Ever since former Mediacom CEO, Jon Mandel, publicly alleged four years ago at a forum held by the Association of National Advertisers that media buying agencies were engaged in non-transparent behaviors in order to retain discounts and rebates that belonged to advertisers, investigations into such practices have not receded.
The U.S. Department of Justice investigation, which has been underway for nearly a year, just recently led to the subpoena of records from one major advertiser.
Until now, attention within the industry has focused on behaviors among media buying agencies, real or imagined, but today’s article in AdAge adds a cautionary warning to marketers: some of you may want to lawyer up.

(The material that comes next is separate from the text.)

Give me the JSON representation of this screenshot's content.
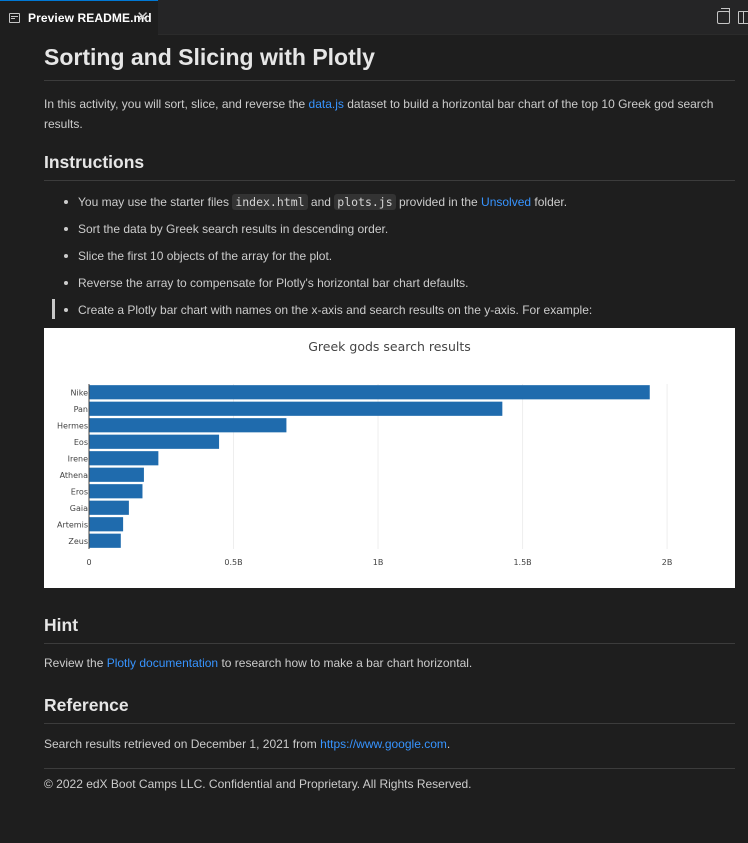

If investigators can prove any brand-side marketers approved of, encouraged or willfully ignored misconduct by their media agencies, they could be facing criminal charges. And someone on the agency side may strike a plea deal in exchange for implicating a client.
According to the ANA’s website, the purpose of its recently released whitepaper, Media Buying 2018 – Transparency at a Crossroads , co-developed with legal firm ReedSmith, is to “provide a historical perspective of the transparency issues and to outline the options that advertisers have to cooperate or not cooperate with the FBI.”
If you’re involved with media buying, either client or agency side, you may want to seek advice from your own counsel – both corporate and personal.